Maximum Likelihood Estimation in the Mover-Stayer Model
针对离散时间移动者-停留者模型,提出最大似然估计方法,给出递归计算算法,证明估计量的一致性,并说明已有估计量是其特例,最后用数值比较和假设检验示例展示应用。
Abstract The discrete time mover-stayer model, a special mixture of two independent Markov chains, has been widely used in modeling the dynamics of social processes. The problem of maximum likelihood estimation of its parameters from the data, however, which consist of a sample of independent realizations of this process, has not been considered in the literature. I present a maximum likelihood procedure for the estimation of the parameters of the mover-stayer model and develop a recursive method of computation of maximum likelihood estimators that is very simple to implement. I also verify that obtained maximum likelihood estimators are strongly consistent.
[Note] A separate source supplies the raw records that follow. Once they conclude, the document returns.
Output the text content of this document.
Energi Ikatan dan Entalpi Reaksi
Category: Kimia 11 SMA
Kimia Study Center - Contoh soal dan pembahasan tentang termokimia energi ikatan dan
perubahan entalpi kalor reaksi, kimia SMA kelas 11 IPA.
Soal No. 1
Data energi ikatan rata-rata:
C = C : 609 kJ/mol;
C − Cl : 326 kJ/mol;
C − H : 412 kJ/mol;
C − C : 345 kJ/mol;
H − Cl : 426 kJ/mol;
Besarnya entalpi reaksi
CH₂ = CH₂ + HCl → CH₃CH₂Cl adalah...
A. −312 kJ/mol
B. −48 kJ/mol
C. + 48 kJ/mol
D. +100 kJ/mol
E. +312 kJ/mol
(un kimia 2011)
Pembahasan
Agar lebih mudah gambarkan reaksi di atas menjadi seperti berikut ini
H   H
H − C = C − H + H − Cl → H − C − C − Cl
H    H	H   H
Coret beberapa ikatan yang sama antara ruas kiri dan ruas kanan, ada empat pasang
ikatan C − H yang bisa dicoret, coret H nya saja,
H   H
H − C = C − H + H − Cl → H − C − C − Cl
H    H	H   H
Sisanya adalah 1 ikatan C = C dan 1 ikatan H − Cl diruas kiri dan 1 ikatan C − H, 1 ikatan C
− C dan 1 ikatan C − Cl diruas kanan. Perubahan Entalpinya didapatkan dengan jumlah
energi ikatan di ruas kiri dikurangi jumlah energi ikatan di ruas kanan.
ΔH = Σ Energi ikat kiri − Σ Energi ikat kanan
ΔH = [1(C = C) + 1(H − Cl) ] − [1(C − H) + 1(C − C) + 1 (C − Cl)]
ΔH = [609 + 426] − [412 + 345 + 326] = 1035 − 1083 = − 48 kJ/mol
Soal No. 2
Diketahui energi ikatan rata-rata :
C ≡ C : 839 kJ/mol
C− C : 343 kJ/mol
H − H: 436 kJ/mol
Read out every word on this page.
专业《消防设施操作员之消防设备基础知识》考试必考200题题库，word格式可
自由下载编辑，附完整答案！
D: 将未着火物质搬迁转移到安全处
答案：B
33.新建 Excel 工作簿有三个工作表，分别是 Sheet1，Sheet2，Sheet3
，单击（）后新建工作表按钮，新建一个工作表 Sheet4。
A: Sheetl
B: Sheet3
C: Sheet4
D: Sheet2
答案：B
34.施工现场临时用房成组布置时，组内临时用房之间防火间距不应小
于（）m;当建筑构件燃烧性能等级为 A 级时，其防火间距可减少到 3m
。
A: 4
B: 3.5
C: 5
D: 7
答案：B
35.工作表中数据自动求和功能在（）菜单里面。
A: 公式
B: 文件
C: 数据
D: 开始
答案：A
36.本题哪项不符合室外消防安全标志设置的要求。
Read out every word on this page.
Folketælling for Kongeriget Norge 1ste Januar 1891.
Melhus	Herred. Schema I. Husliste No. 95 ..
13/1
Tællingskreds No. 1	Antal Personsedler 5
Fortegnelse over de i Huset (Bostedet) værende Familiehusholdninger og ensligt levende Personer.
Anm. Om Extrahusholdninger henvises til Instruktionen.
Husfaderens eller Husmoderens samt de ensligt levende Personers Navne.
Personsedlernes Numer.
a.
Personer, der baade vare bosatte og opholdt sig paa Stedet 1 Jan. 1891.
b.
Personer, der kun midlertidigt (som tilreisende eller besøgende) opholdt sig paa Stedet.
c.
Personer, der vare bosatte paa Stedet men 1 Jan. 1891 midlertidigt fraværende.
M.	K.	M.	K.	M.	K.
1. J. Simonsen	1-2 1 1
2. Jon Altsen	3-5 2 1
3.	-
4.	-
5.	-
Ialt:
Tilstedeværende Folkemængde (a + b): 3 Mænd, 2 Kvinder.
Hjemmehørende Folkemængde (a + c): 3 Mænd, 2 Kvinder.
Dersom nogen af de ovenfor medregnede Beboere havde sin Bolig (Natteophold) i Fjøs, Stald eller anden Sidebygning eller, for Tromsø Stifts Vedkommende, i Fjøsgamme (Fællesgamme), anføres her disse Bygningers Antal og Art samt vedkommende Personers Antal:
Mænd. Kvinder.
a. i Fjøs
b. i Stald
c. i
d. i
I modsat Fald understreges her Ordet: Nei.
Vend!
I show that the two estimators of the parameters of the mover-stayer model previously proposed in the literature are special cases of the maximum likelihood estimator derived in this article, that is, they coincide with the maximum likelihood estimator under special conditions. I thus explain the interconnection between existing estimators. I also present a numerical comparison of the three estimators. Finally, I illustrate the application of the maximum likelihood estimators to testing the hypothesis that the Markov chain describes the data against the hypothesis that the mover-stayer model describes the data.